Simpson, OJ - The Juice and Justice - LA Times
The Juice and Justice
Editorial
O.J. Simpson deserved the sentence he got for the crimes he was convicted of committing.
December 6, 2008
Lawyers and pundits have ample room
to debate whether the sentence handed down to O.J. Simpson
on Friday was what the former football star deserved, or payback for an earlier
crime for which he was never convicted. The punishment strikes us as both
legally and cosmically just.
Simpson was sentenced to a maximum of 33 years in prison on 12 counts,
including kidnapping and armed robbery, after he and an oddball posse -- four
members of which testified against him in plea deals -- burst into a Las Vegas
hotel room and stole up to $100,000 worth of sports memorabilia from a pair of
dealers at gunpoint. In Simpson's inevitable appeal, his lawyers can be
expected to argue that 33 years is too long for a man with no prior record who
was retrieving property he believed to have been stolen from him, and that
their client was treated unfairly because of public perceptions that he got
away with murder 13 years ago.
Simpson's conviction and sentencing is one of those unusual circumstances in
which human law and karmic justice converge. A jury decided in 1995 that
Simpson was not guilty of killing his ex-wife, Nicole Brown Simpson, and her
friend, Ronald Goldman, in a case deeply tainted by police and prosecutorial
incompetence, and despite substantial evidence to the contrary. Simpson's
conduct in the ensuing years has only enhanced the impression that his acquittal
was a miscarriage of justice. His efforts to dodge the civil judgment against
him in 1997 by protecting his assets from the families of the victims, his
bizarre pseudo-confessional book and his failure to pursue the "real
killer," as he once promised to do, have reduced the ranks of those who
once insisted on his innocence.
Without any doubt, Simpson belongs behind bars. He combines the enormous
self-regard that comes with celebrity and the arrogant belief that he can get
away with anything.
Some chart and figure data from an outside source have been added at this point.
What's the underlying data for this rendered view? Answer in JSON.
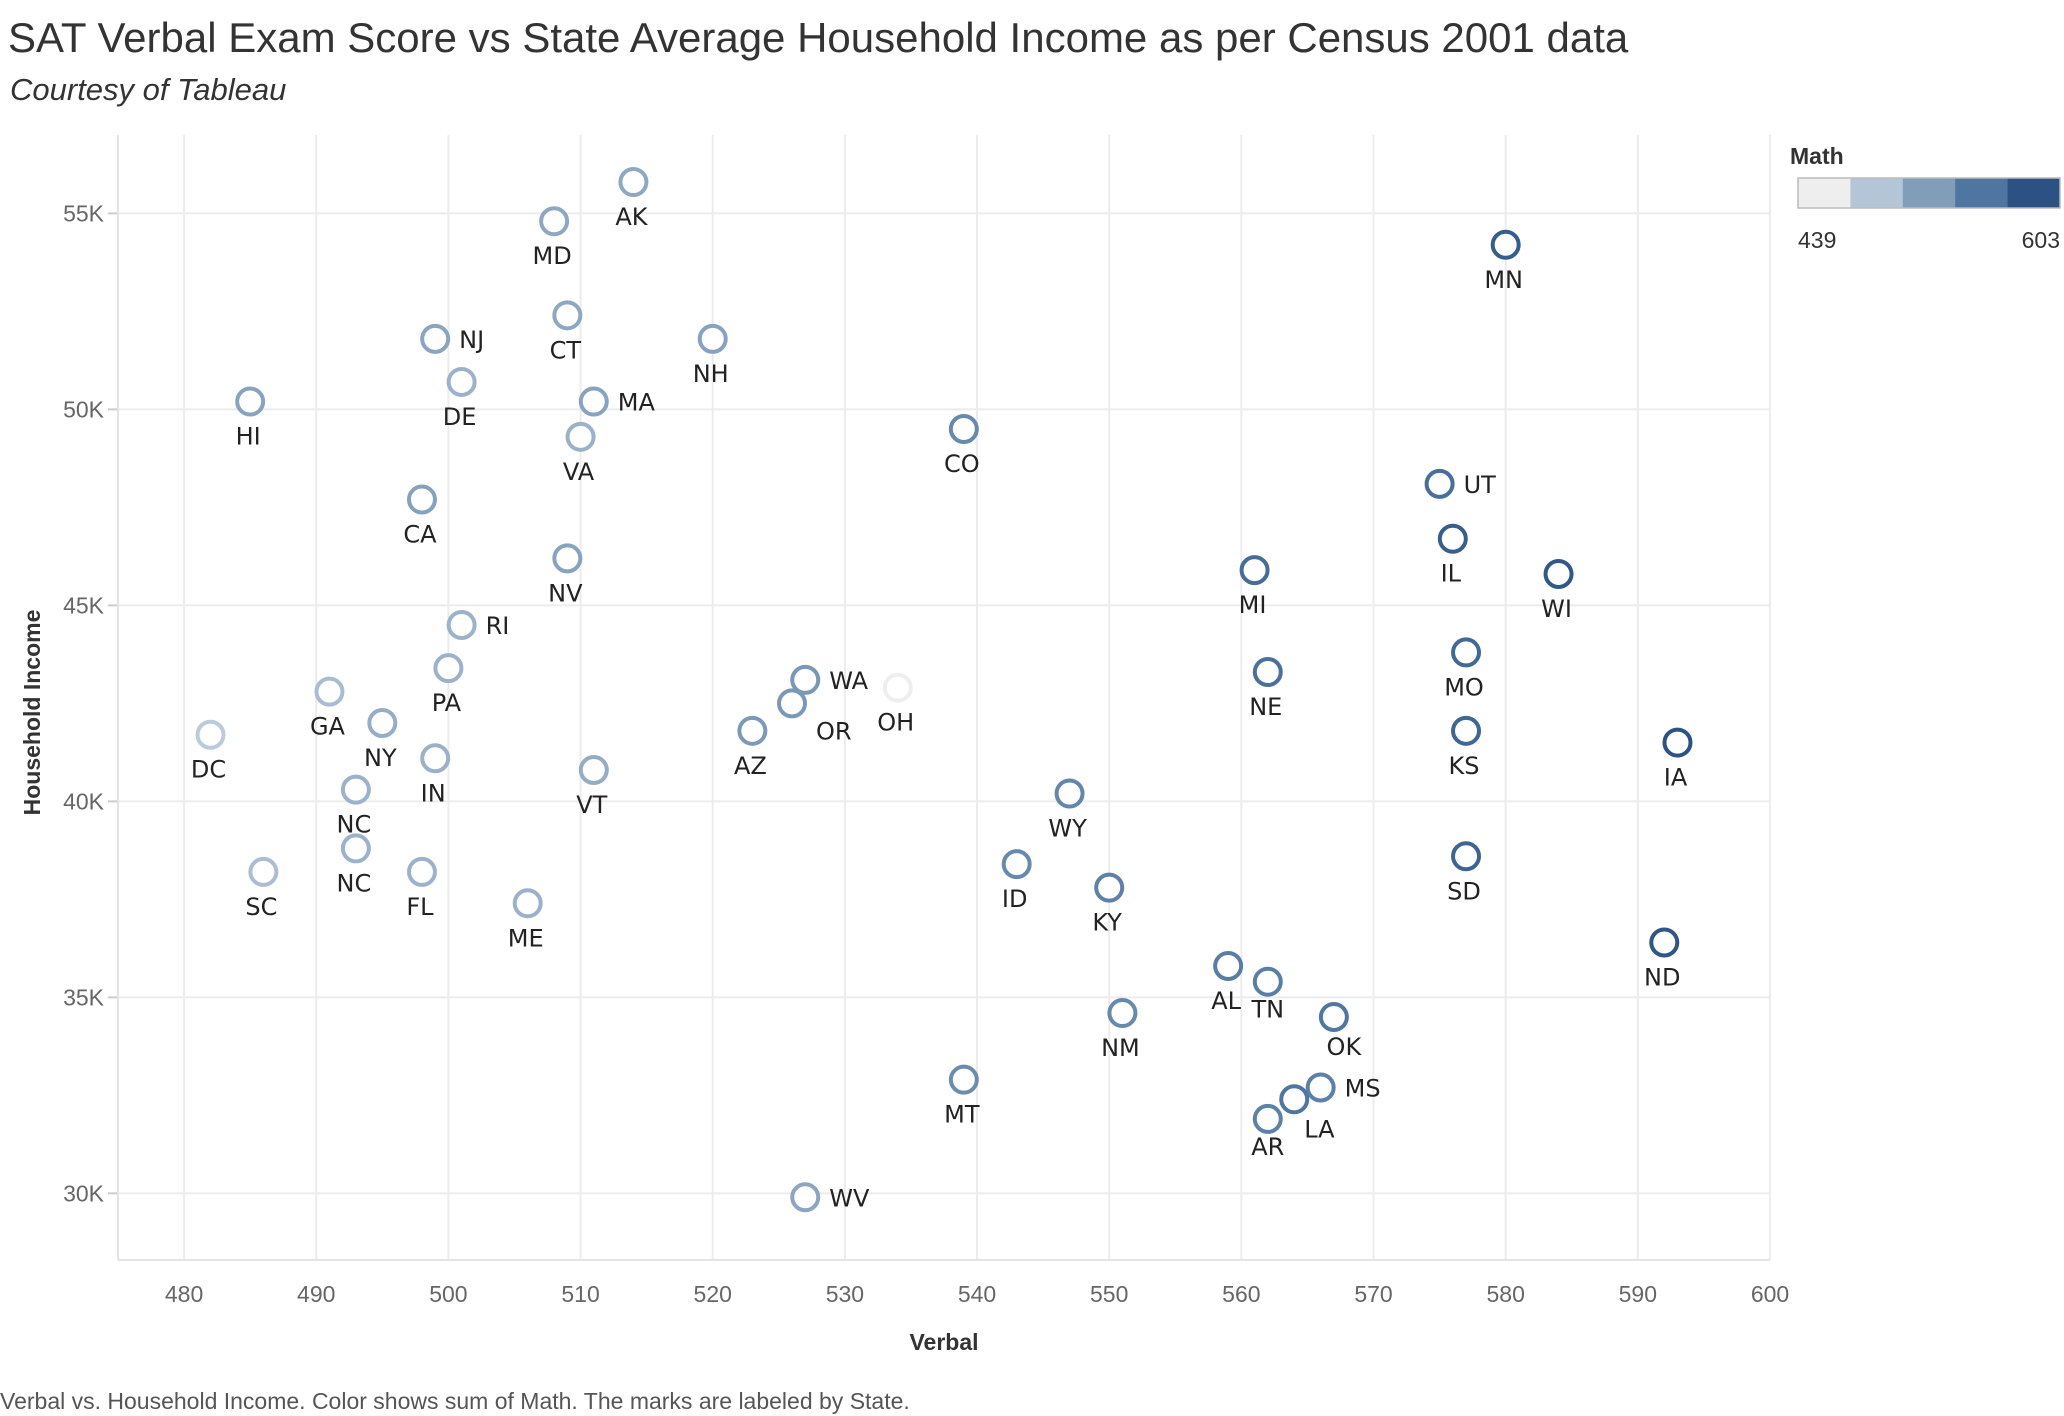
{
  "header": {
    "title": "SAT Verbal Exam Score vs State Average Household Income as per Census 2001 data",
    "subtitle": "Courtesy of Tableau"
  },
  "caption": "Verbal vs. Household Income.  Color shows sum of Math.  The marks are labeled by State.",
  "chart_data": {
    "type": "scatter",
    "xlabel": "Verbal",
    "ylabel": "Household Income",
    "xlim": [
      475,
      600
    ],
    "ylim": [
      28300,
      57000
    ],
    "x_ticks": [
      480,
      490,
      500,
      510,
      520,
      530,
      540,
      550,
      560,
      570,
      580,
      590,
      600
    ],
    "y_ticks": [
      {
        "value": 30000,
        "label": "30K"
      },
      {
        "value": 35000,
        "label": "35K"
      },
      {
        "value": 40000,
        "label": "40K"
      },
      {
        "value": 45000,
        "label": "45K"
      },
      {
        "value": 50000,
        "label": "50K"
      },
      {
        "value": 55000,
        "label": "55K"
      }
    ],
    "grid": true,
    "color_legend": {
      "title": "Math",
      "min_label": "439",
      "max_label": "603",
      "steps": [
        "#eeeeee",
        "#b4c5d8",
        "#819db9",
        "#4f76a0",
        "#2c5283"
      ],
      "position": "top-right"
    },
    "points": [
      {
        "state": "AK",
        "verbal": 514,
        "income": 55800,
        "math": 510
      },
      {
        "state": "MD",
        "verbal": 508,
        "income": 54800,
        "math": 510
      },
      {
        "state": "MN",
        "verbal": 580,
        "income": 54200,
        "math": 591
      },
      {
        "state": "CT",
        "verbal": 509,
        "income": 52400,
        "math": 510
      },
      {
        "state": "NJ",
        "verbal": 499,
        "income": 51800,
        "math": 513
      },
      {
        "state": "NH",
        "verbal": 520,
        "income": 51800,
        "math": 516
      },
      {
        "state": "DE",
        "verbal": 501,
        "income": 50700,
        "math": 499
      },
      {
        "state": "HI",
        "verbal": 485,
        "income": 50200,
        "math": 515
      },
      {
        "state": "MA",
        "verbal": 511,
        "income": 50200,
        "math": 515
      },
      {
        "state": "CO",
        "verbal": 539,
        "income": 49500,
        "math": 542
      },
      {
        "state": "VA",
        "verbal": 510,
        "income": 49300,
        "math": 501
      },
      {
        "state": "UT",
        "verbal": 575,
        "income": 48100,
        "math": 570
      },
      {
        "state": "CA",
        "verbal": 498,
        "income": 47700,
        "math": 517
      },
      {
        "state": "IL",
        "verbal": 576,
        "income": 46700,
        "math": 589
      },
      {
        "state": "NV",
        "verbal": 509,
        "income": 46200,
        "math": 515
      },
      {
        "state": "MI",
        "verbal": 561,
        "income": 45900,
        "math": 572
      },
      {
        "state": "WI",
        "verbal": 584,
        "income": 45800,
        "math": 596
      },
      {
        "state": "RI",
        "verbal": 501,
        "income": 44500,
        "math": 499
      },
      {
        "state": "MO",
        "verbal": 577,
        "income": 43800,
        "math": 577
      },
      {
        "state": "PA",
        "verbal": 500,
        "income": 43400,
        "math": 499
      },
      {
        "state": "NE",
        "verbal": 562,
        "income": 43300,
        "math": 568
      },
      {
        "state": "WA",
        "verbal": 527,
        "income": 43100,
        "math": 527
      },
      {
        "state": "OH",
        "verbal": 534,
        "income": 42900,
        "math": 439
      },
      {
        "state": "GA",
        "verbal": 491,
        "income": 42800,
        "math": 489
      },
      {
        "state": "OR",
        "verbal": 526,
        "income": 42500,
        "math": 526
      },
      {
        "state": "NY",
        "verbal": 495,
        "income": 42000,
        "math": 505
      },
      {
        "state": "AZ",
        "verbal": 523,
        "income": 41800,
        "math": 525
      },
      {
        "state": "KS",
        "verbal": 577,
        "income": 41800,
        "math": 580
      },
      {
        "state": "DC",
        "verbal": 482,
        "income": 41700,
        "math": 474
      },
      {
        "state": "IA",
        "verbal": 593,
        "income": 41500,
        "math": 603
      },
      {
        "state": "IN",
        "verbal": 499,
        "income": 41100,
        "math": 501
      },
      {
        "state": "VT",
        "verbal": 511,
        "income": 40800,
        "math": 506
      },
      {
        "state": "NC",
        "verbal": 493,
        "income": 40300,
        "math": 499
      },
      {
        "state": "WY",
        "verbal": 547,
        "income": 40200,
        "math": 545
      },
      {
        "state": "NC",
        "verbal": 493,
        "income": 38800,
        "math": 499
      },
      {
        "state": "SD",
        "verbal": 577,
        "income": 38600,
        "math": 582
      },
      {
        "state": "ID",
        "verbal": 543,
        "income": 38400,
        "math": 542
      },
      {
        "state": "SC",
        "verbal": 486,
        "income": 38200,
        "math": 488
      },
      {
        "state": "FL",
        "verbal": 498,
        "income": 38200,
        "math": 499
      },
      {
        "state": "KY",
        "verbal": 550,
        "income": 37800,
        "math": 550
      },
      {
        "state": "ME",
        "verbal": 506,
        "income": 37400,
        "math": 500
      },
      {
        "state": "ND",
        "verbal": 592,
        "income": 36400,
        "math": 599
      },
      {
        "state": "AL",
        "verbal": 559,
        "income": 35800,
        "math": 554
      },
      {
        "state": "TN",
        "verbal": 562,
        "income": 35400,
        "math": 553
      },
      {
        "state": "NM",
        "verbal": 551,
        "income": 34600,
        "math": 542
      },
      {
        "state": "OK",
        "verbal": 567,
        "income": 34500,
        "math": 561
      },
      {
        "state": "MT",
        "verbal": 539,
        "income": 32900,
        "math": 539
      },
      {
        "state": "MS",
        "verbal": 566,
        "income": 32700,
        "math": 551
      },
      {
        "state": "LA",
        "verbal": 564,
        "income": 32400,
        "math": 562
      },
      {
        "state": "AR",
        "verbal": 562,
        "income": 31900,
        "math": 550
      },
      {
        "state": "WV",
        "verbal": 527,
        "income": 29900,
        "math": 512
      }
    ]
  }
}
That he is a remorseless liar was clearly demonstrated by
secretly recorded conversations played during the latest trial, which proved
the falsity of his claims of being unaware that his associates were armed. And
whether Judge Jackie Glass was subconsciously influenced by Simpson's notoriety
or not, 33 years (perhaps as few as nine with parole) isn't an unreasonable
term for crimes as serious as those Simpson committed. If it also means that a
bad guy gets what's coming to him -- that's OK too.